There are six episodes with the first showing Sunday. For a period piece, it’s very engaging. I watched for an hour before realizing that was Gillian Anderson, which is a good thing.
Looking for something different to watch this spring? I highly recommend it. It shouldn’t be hard to catch up.
From WTTW – the local public TV station:
Acclaimed writer Andrew Davies turns his talents to one of Charles Dickens' most brilliant novels, arguably the greatest ever depiction of Victorian London -- from its splendid heights to its most wretched depths.
Honored with a Peabody award and ten Emmy nominations, Bleak House features some of the most famous plot twists in literary history, including a case of human spontaneous combustion and an infamous inheritance dispute that is tied up for generations in the dysfunctional English courts.
An epic feast of characters and storylines, Bleak House is Dickens' passionate indictment of the convoluted legal system that is as searingly relevant today as it was in the mid-19th century. The court of Chancery becomes the center of a tangle of relationships at all levels of society and a metaphor for the decay and corruption at the heart of Victorian England.

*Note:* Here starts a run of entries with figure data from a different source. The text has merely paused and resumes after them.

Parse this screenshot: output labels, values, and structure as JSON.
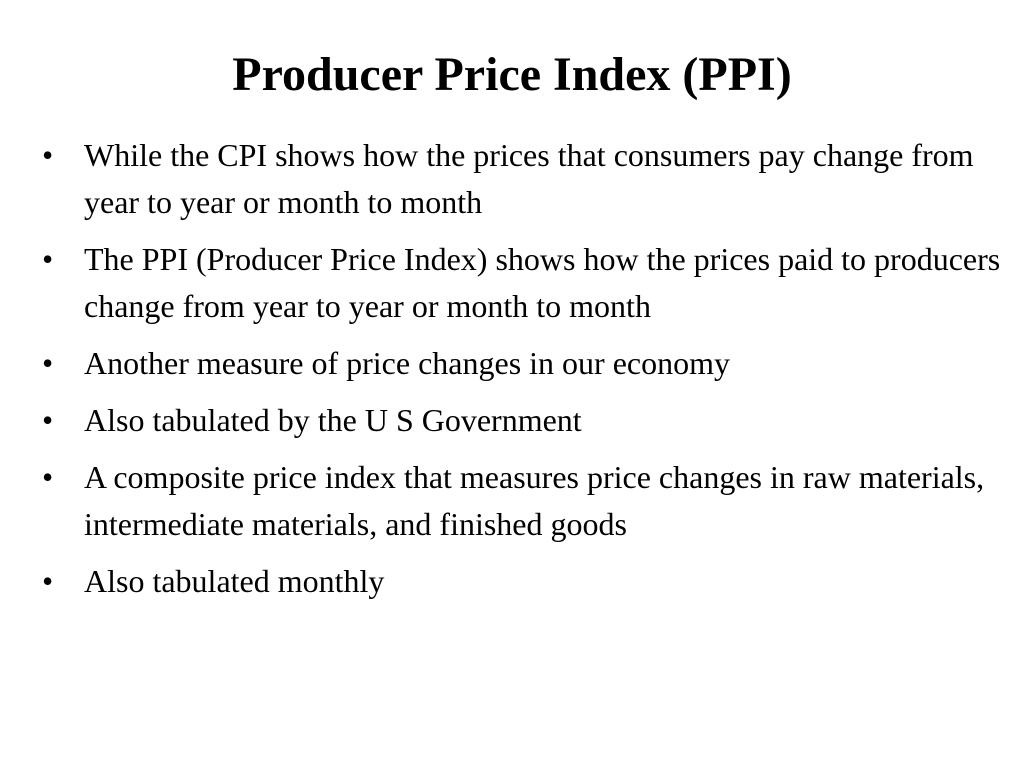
{
  "slide": {
    "title": "Producer Price Index (PPI)",
    "bullet_glyph": "•",
    "bullets": [
      "While the CPI shows how the prices that consumers pay change from year to year or month to month",
      "The PPI (Producer Price Index) shows how the prices paid to producers change from year to year or month to month",
      "Another measure of price changes in our economy",
      "Also tabulated by the U S Government",
      "A composite price index that measures price changes in raw materials, intermediate materials, and finished goods",
      "Also tabulated monthly"
    ]
  }
}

Starring Gillian Anderson, Charles Dance, Alun Armstrong, Ian Richardson, Nathaniel Parker, Richard Griffiths, Phil Davis, Joanna David and Carey Mulligan.
4 comments:
Dude, you watched Masterpiece Theater? That automatically makes you the Most Cultured Person on the Internet. Before you, it was the Numa Numa guy.

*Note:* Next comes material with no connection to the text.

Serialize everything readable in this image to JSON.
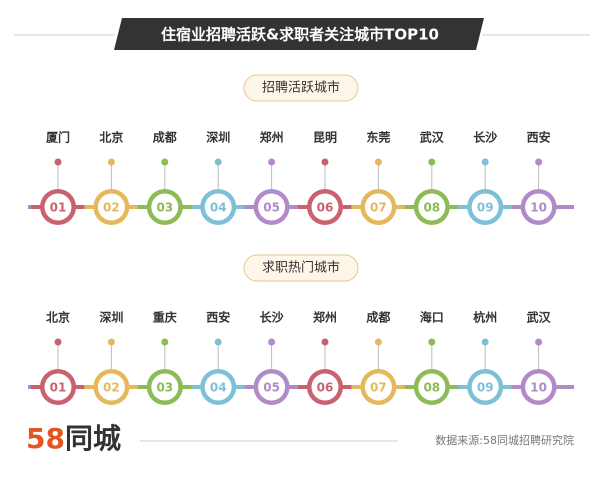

I went and saw The Heist when it came out and enjoyed it so much went back two days later and saw it again.
Thanks Mike. I had to look up that guy up; I'm honored? Ha. Somehow he flew under my pop culture radar. (special ";" just for you)
Hi toccata. I've seen Heist a couple times too. And as a bonus(maybe only to me), I like the soundtrack woven through it. It just sounds like movie music - hard to describe. ???
I bet you would like The Spanish Prisoner. It has about the same "mood" to it.
If you're a Rebecca Pidgeon fan, you gotta see "State and Main", another Mamet gem!